Armstrong v. Manzo, 380 U.S. 545, 85 S. Ct. 1187, 14 L. Ed. 2d 62 (1965) stresses that the fundamental requirement of due process is the opportunity to be heard "at a meaningful time and in a meaningful manner." I note that while Mr. Hoatlin's affidavit expresses the position that Plaintiffs were notified that the funds would be transferred to satisfy the liability alleged, the exhibits that Defendant listed in support of this position indicated that the funds had been transferred at the time the notice was sent to Plaintiffs. (Paragraphs 4, 7, 11, and 15, Hoatlin Affidavit; Defendant Exhibits B, C, F, I). Thus, the issue before the Court is whether notice given after the fact that the funds have been transferred satisfies the due process requirement of the Fourteenth Amendment as a matter of law. Defendant has cited no law to support the contention that this action is permissible other than to state that Michigan statute permits it. The statute is silent about the procedural requirements of notice and hearing. The case law indicates that a person is not precluded from complaining that the taking of his property conformably to state legislation to satisfy an alleged debt or obligation was without the notice essential under the due process clause, merely because, in his particular case, due process of law would yield the same result since the Plaintiffs had no adequate defense on the merits. Coe v. Armour Fertilizer Works, 237 U.S. 413, 35 S. Ct. 625, 59 L. Ed. 1027 (1914). Board of Regents *852 v. Roth, 408 U.S. 564, 92 S. Ct. 2701, 33 L. Ed. 2d 548 (1971) explains that the applicability of procedural due process is not governed by a wooden distinction between rights and privileges and has emphasized that property interests protected by procedural due process extend beyond actual ownership of real estate, chattels, or money.

The Court recognizes that a state legislature may adopt any reasonable method designed for the effective enforcement of the collection of taxes. Tappan v. Merchants' National Bank, 86 U.S. (19 Wall) 490, 22 L. Ed. 189 (1873). The legislature may also provide for the most summary measures for the enforcement of the collection of taxes without divesting a citizen of his property without due process of law. However, before a person is deprived of a protected interest, he must be afforded the opportunity for some kind of hearing "except for extraordinary situations where some valid governmental interest is at stake that justifies postponing the hearing until after the event." Boddie v. Connecticut, 401 U.S. 371, 379, 91 S. Ct. 780, 786, 28 L. Ed. 2d 113 (1971).

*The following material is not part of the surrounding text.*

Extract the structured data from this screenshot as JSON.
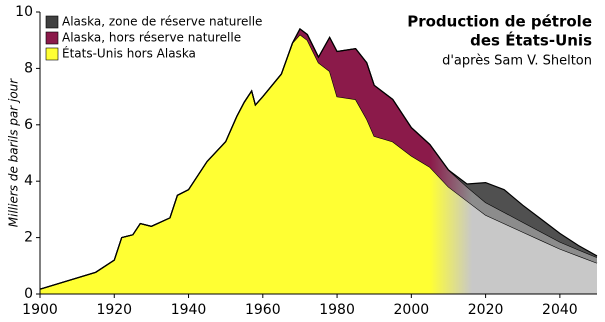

Even though the necessity of revenue for the support of the government does not always admit of the delay attendant upon proceedings in a court of justice, Hagar v. Reclamation District, 111 U.S. 701, 4 S. Ct. 663, 28 L. Ed. 569 (1883), notice prior to the termination of a protected interest has been consistently construed as the minimum due process guarantee. Perhaps as the case develops, the state interest in minimizing administrative costs, the existence of the prior judicial order, or the Plaintiff's acknowledgement of liability will show that the Plaintiffs' right to prior notice and the opportunity for hearing should be deemed less important than the government interest in the balancing required under the due process clause. In considering a Motion to Dismiss, however, the Court should not grant such a motion unless it appears that the Plaintiff can prove no set of facts in support of his claim which would entitle him to relief. Jenkins v. McKeithen, 395 U.S. 411, 89 S. Ct. 1843, 23 L. Ed. 2d 404 (1969).

Whether Defendant has met the requirements of procedural due process in this instance is yet to be determined. Accordingly, Defendant's Motion to Dismiss is denied.